Anita V. Sganzerla 
6 February 2017

Watteau Master Draughtsman at the Teylers Museum, Haarlem

The exhibition Watteau Der Zeichner just opened at its second venue, the Teylers Museum in Haarlem. Organized by the Teylers in collaboration with the Städel Museum in Frankfurt, this is the first major exhibition of Antoine Watteau (1684–1721) in the Netherlands, featuring more than sixty paintings and drawings by the French master and a selection of works by his followers. The show is accompanied by a richly illustrated catalogue with contributions by the curators of the two museums, Michiel Plomp and Martin Sonnabend, and Watteau specialist Christoph Martin Vogtherr. [1]

 

The two institutions’ prestigious holdings of Watteau’s drawn oeuvre are complemented by several important loans, including two drawings from the Katrin Bellinger Collection. Featured in the section entitled “Art and Artist”, the works are: a study for a possible self-portrait by Watteau, and a portrait of Anthony van Dyck (1599–1641). Both are prime examples of Watteau’s talent as a draughtsman and are produced in his preferred technique of red and black chalk. The former (Fig. 1; cat. no. 38) shows the figure of a standing man holding a palette and brushes, one arm resting on a stick. Although no painting directly related to this drawing survives today, two prints from the 1730s show Watteau in a very similar pose, suggesting that our lively and confident study was conceived as the starting point for a self-portrait. [2]

 

An etching by Nicolas-Henri Tardieu entitled Assis, au près de toy, 1731, depicts Watteau in the company of his friend and protector Jean de Jullienne in a parkland setting (Fig. 2). While some scholars argue for Watteau’s authorship of the composition, others, including the authors of Watteau Der Zeichner, interpret Tardieu’s print as an invention created to promote Julienne’s image as a reliable connoisseur of Watteau’s works, given his closeness to the artist. Indeed, Assis, au près de toy became the frontispiece of the Oeuvre gravé, 1735, a collection of prints reproducing Watteau’s oeuvre, produced and sold at Jullienne’s initiative.

 

The second work on loan from the Collection (Fig. 3; cat. no. 36), remarkable for its vigorous handling of black chalk, bears the inscription “a. Van dick mort en 1641” and is based on Van Dyck’s Self-Portrait now in the Hermitage, St. Petersburg (Fig. 4). The canvas was once part of the collection of Pierre Crozat in Paris, where Watteau would have studied it. Crozat’s passion for the works of Rubens and Van Dyck was shared by Watteau, who in his drawing focused on the painter-gentleman’s intense expression and on his pose, managing to vividly capture the self-assured stance and engaging gaze of the famous artist at the peak of his career.

 

The final section, dedicated to the artist’s followers, features a drawn portrait of Watteau by the Venetian pastellist Rosalba Carriera (1675–1757) – from the Städel Museum’s collection (Fig. 5; cat. no. 67). The two became acquainted during Carriera’s visit to Paris in 1720–21, during the last months of Watteau’s life, and seem to have held each other in high esteem. As opposed to her more solemn depiction of the French master now in the Museo Civico, Treviso, in the Frankfurt pastel Carriera imagined a youthful Watteau, gently directing his gaze at the beholder.

 

Watteau is on view at the Teylers Museum, Haarlem until 13 May 2017

 

Endnotes:

[1] exh.cat. M. Plomp and M. Sonnabend (eds.), Watteau Der Zeichner, München, 2016.
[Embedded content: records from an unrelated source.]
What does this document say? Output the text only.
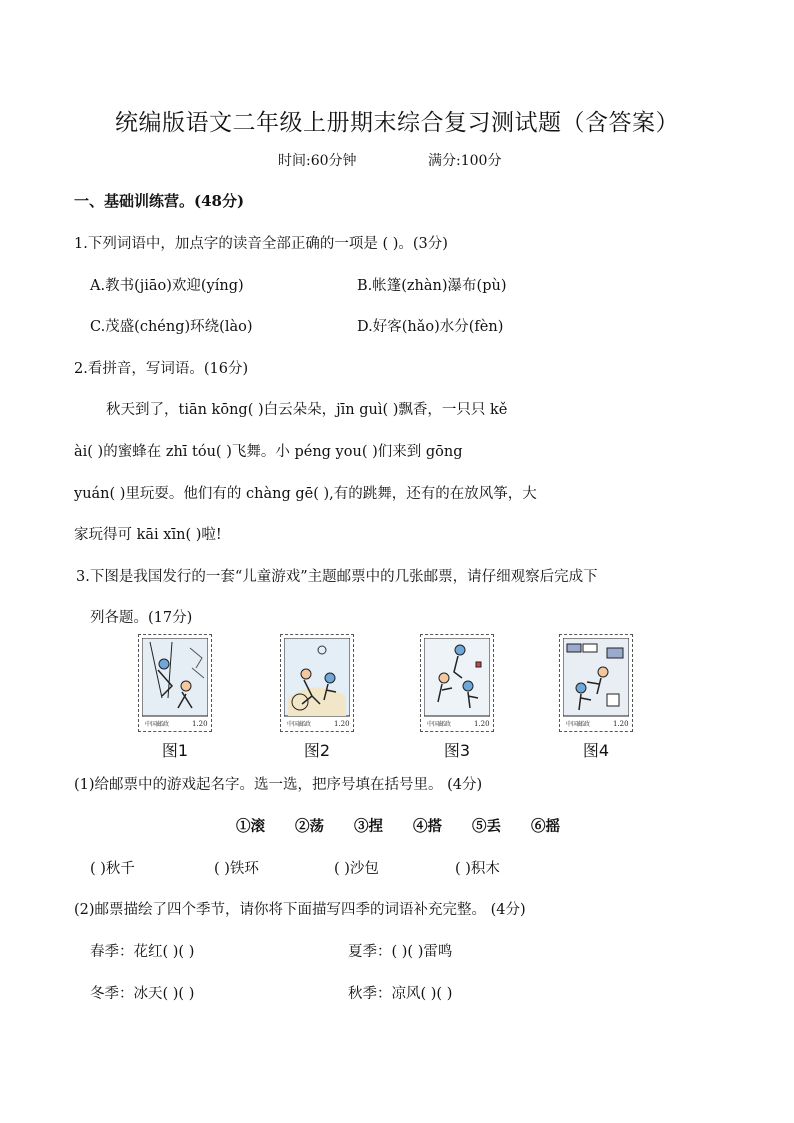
统编版语文二年级上册期末综合复习测试题（含答案）
时间:60分钟	满分:100分
一、基础训练营。(48分)
1.下列词语中，加点字的读音全部正确的一项是 ( )。(3分)
A.教书(jiāo)欢迎(yíng)	B.帐篷(zhàn)瀑布(pù)
C.茂盛(chéng)环绕(lào)	D.好客(hǎo)水分(fèn)
2.看拼音，写词语。(16分)
秋天到了，tiān kōng( )白云朵朵，jīn guì( )飘香，一只只 kě
ài( )的蜜蜂在 zhī tóu( )飞舞。小 péng you( )们来到 gōng
yuán( )里玩耍。他们有的 chàng gē( ),有的跳舞，还有的在放风筝，大
家玩得可 kāi xīn( )啦!
3.下图是我国发行的一套“儿童游戏”主题邮票中的几张邮票，请仔细观察后完成下
列各题。(17分)
中国邮政	1.20	中国邮政	1.20	中国邮政	1.20	中国邮政	1.20
图1	图2	图3	图4
(1)给邮票中的游戏起名字。选一选，把序号填在括号里。 (4分)
①滚 ②荡 ③捏 ④搭 ⑤丢 ⑥摇
( )秋千	( )铁环	( )沙包	( )积木
(2)邮票描绘了四个季节，请你将下面描写四季的词语补充完整。 (4分)
春季：花红( )( )	夏季：( )( )雷鸣
冬季：冰天( )( )	秋季：凉风( )( )
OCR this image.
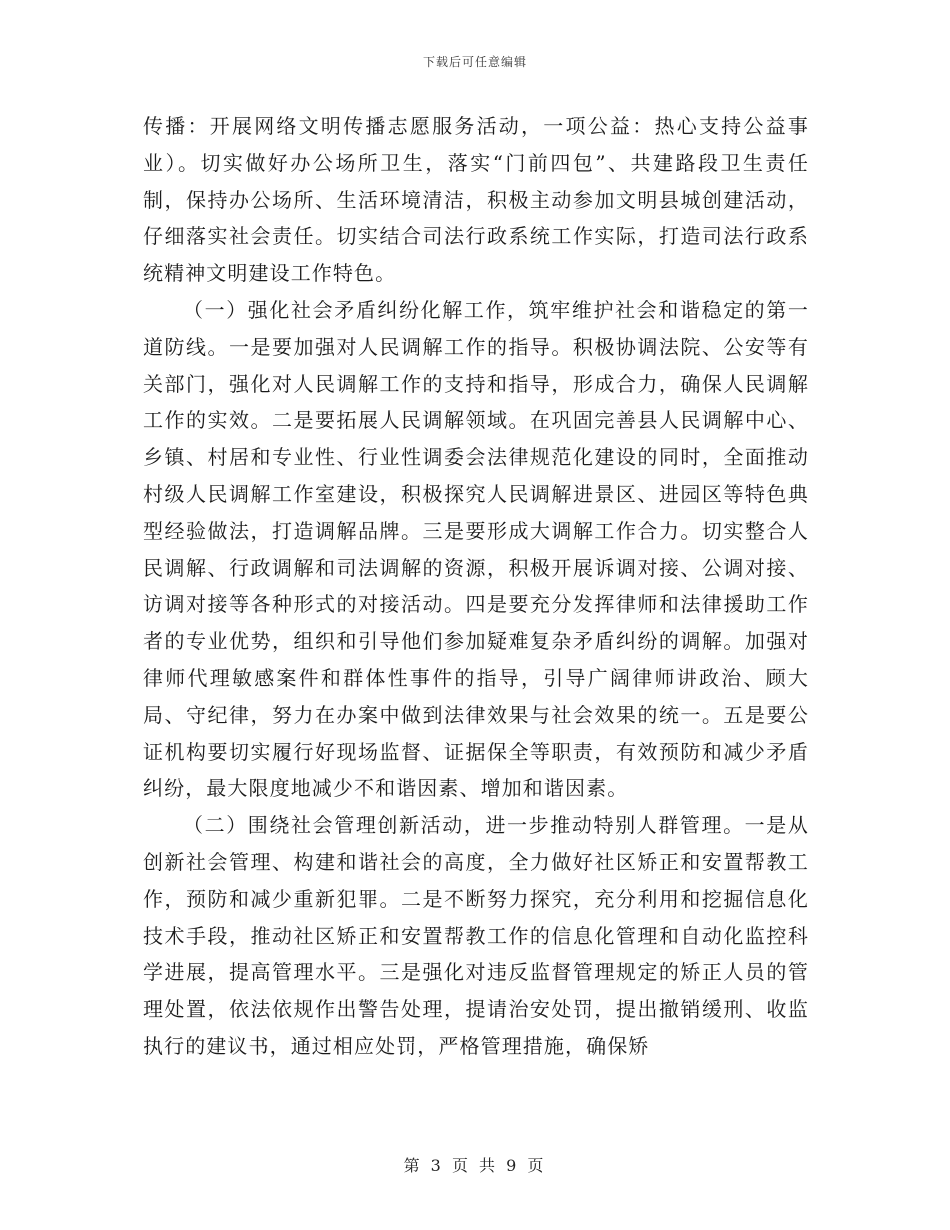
下载后可任意编辑

传播：开展网络文明传播志愿服务活动，一项公益：热心支持公益事业）。切实做好办公场所卫生，落实“门前四包”、共建路段卫生责任制，保持办公场所、生活环境清洁，积极主动参加文明县城创建活动，仔细落实社会责任。切实结合司法行政系统工作实际，打造司法行政系统精神文明建设工作特色。

（一）强化社会矛盾纠纷化解工作，筑牢维护社会和谐稳定的第一道防线。一是要加强对人民调解工作的指导。积极协调法院、公安等有关部门，强化对人民调解工作的支持和指导，形成合力，确保人民调解工作的实效。二是要拓展人民调解领域。在巩固完善县人民调解中心、乡镇、村居和专业性、行业性调委会法律规范化建设的同时，全面推动村级人民调解工作室建设，积极探究人民调解进景区、进园区等特色典型经验做法，打造调解品牌。三是要形成大调解工作合力。切实整合人民调解、行政调解和司法调解的资源，积极开展诉调对接、公调对接、访调对接等各种形式的对接活动。四是要充分发挥律师和法律援助工作者的专业优势，组织和引导他们参加疑难复杂矛盾纠纷的调解。加强对律师代理敏感案件和群体性事件的指导，引导广阔律师讲政治、顾大局、守纪律，努力在办案中做到法律效果与社会效果的统一。五是要公证机构要切实履行好现场监督、证据保全等职责，有效预防和减少矛盾纠纷，最大限度地减少不和谐因素、增加和谐因素。

（二）围绕社会管理创新活动，进一步推动特别人群管理。一是从创新社会管理、构建和谐社会的高度，全力做好社区矫正和安置帮教工作，预防和减少重新犯罪。二是不断努力探究，充分利用和挖掘信息化技术手段，推动社区矫正和安置帮教工作的信息化管理和自动化监控科学进展，提高管理水平。三是强化对违反监督管理规定的矫正人员的管理处置，依法依规作出警告处理，提请治安处罚，提出撤销缓刑、收监执行的建议书，通过相应处罚，严格管理措施，确保矫

第 3 页 共 9 页
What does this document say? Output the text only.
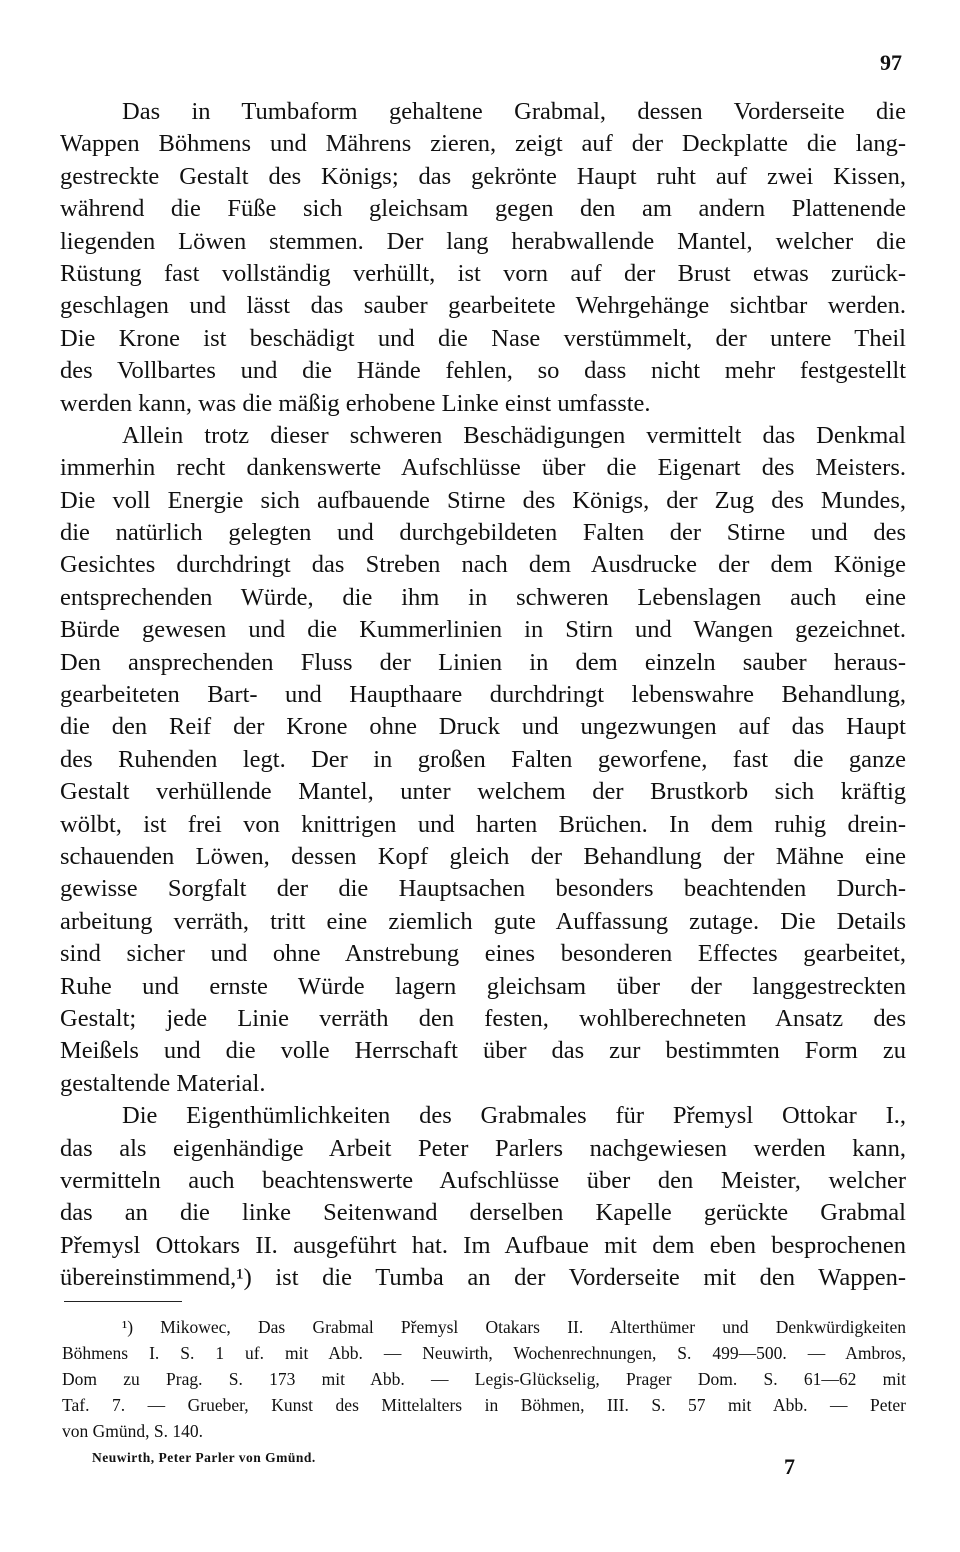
97
Das in Tumbaform gehaltene Grabmal, dessen Vorderseite die
Wappen Böhmens und Mährens zieren, zeigt auf der Deckplatte die lang-
gestreckte Gestalt des Königs; das gekrönte Haupt ruht auf zwei Kissen,
während die Füße sich gleichsam gegen den am andern Plattenende
liegenden Löwen stemmen. Der lang herabwallende Mantel, welcher die
Rüstung fast vollständig verhüllt, ist vorn auf der Brust etwas zurück-
geschlagen und lässt das sauber gearbeitete Wehrgehänge sichtbar werden.
Die Krone ist beschädigt und die Nase verstümmelt, der untere Theil
des Vollbartes und die Hände fehlen, so dass nicht mehr festgestellt
werden kann, was die mäßig erhobene Linke einst umfasste.
Allein trotz dieser schweren Beschädigungen vermittelt das Denkmal
immerhin recht dankenswerte Aufschlüsse über die Eigenart des Meisters.
Die voll Energie sich aufbauende Stirne des Königs, der Zug des Mundes,
die natürlich gelegten und durchgebildeten Falten der Stirne und des
Gesichtes durchdringt das Streben nach dem Ausdrucke der dem Könige
entsprechenden Würde, die ihm in schweren Lebenslagen auch eine
Bürde gewesen und die Kummerlinien in Stirn und Wangen gezeichnet.
Den ansprechenden Fluss der Linien in dem einzeln sauber heraus-
gearbeiteten Bart- und Haupthaare durchdringt lebenswahre Behandlung,
die den Reif der Krone ohne Druck und ungezwungen auf das Haupt
des Ruhenden legt. Der in großen Falten geworfene, fast die ganze
Gestalt verhüllende Mantel, unter welchem der Brustkorb sich kräftig
wölbt, ist frei von knittrigen und harten Brüchen. In dem ruhig drein-
schauenden Löwen, dessen Kopf gleich der Behandlung der Mähne eine
gewisse Sorgfalt der die Hauptsachen besonders beachtenden Durch-
arbeitung verräth, tritt eine ziemlich gute Auffassung zutage. Die Details
sind sicher und ohne Anstrebung eines besonderen Effectes gearbeitet,
Ruhe und ernste Würde lagern gleichsam über der langgestreckten
Gestalt; jede Linie verräth den festen, wohlberechneten Ansatz des
Meißels und die volle Herrschaft über das zur bestimmten Form zu
gestaltende Material.
Die Eigenthümlichkeiten des Grabmales für Přemysl Ottokar I.,
das als eigenhändige Arbeit Peter Parlers nachgewiesen werden kann,
vermitteln auch beachtenswerte Aufschlüsse über den Meister, welcher
das an die linke Seitenwand derselben Kapelle gerückte Grabmal
Přemysl Ottokars II. ausgeführt hat. Im Aufbaue mit dem eben besprochenen
übereinstimmend,¹) ist die Tumba an der Vorderseite mit den Wappen-
¹) Mikowec, Das Grabmal Přemysl Otakars II. Alterthümer und Denkwürdigkeiten
Böhmens I. S. 1 uf. mit Abb. — Neuwirth, Wochenrechnungen, S. 499—500. — Ambros,
Dom zu Prag. S. 173 mit Abb. — Legis-Glückselig, Prager Dom. S. 61—62 mit
Taf. 7. — Grueber, Kunst des Mittelalters in Böhmen, III. S. 57 mit Abb. — Peter
von Gmünd, S. 140.
Neuwirth, Peter Parler von Gmünd.	7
[2] On both prints see exh. cat. Christopher Martin Vogtherr and Jennifer Tonkovich, Jean de Jullienne. Collector and Connoisseur, London, 2011, pp. 77–79, cat. no. 4.

 

Fig. 1 Antoine Watteau, Study for a Self-Portrait (?) with Palette and Cane, c. 1717–19, red chalk, 24.7 x 18.8 cm.

Fig. 2 Nicolas-Henri Tardieu, Assis, au près de toy, 1731, etching, 37.9 x 29.4 cm (plate).

Fig. 3 Antoine Watteau, Copy after a Van Dyck Self-Portrait, c. 1715–20, black, red and white chalk, 21.2 x 15.3 cm.

Fig. 4 Anthony van Dyck, Self-Portrait, circa 1622/23, oil on canvas, 116.5 x 93.5 cm, Hermitage, St. Petersburg.

Fig. 5 Rosalba Carriera, Portrait of Antoine Watteau, 1721 or circa 1727–30, pastel on blue paper, 26.5 x 22.6 cm, Städel Museum, Frankfurt.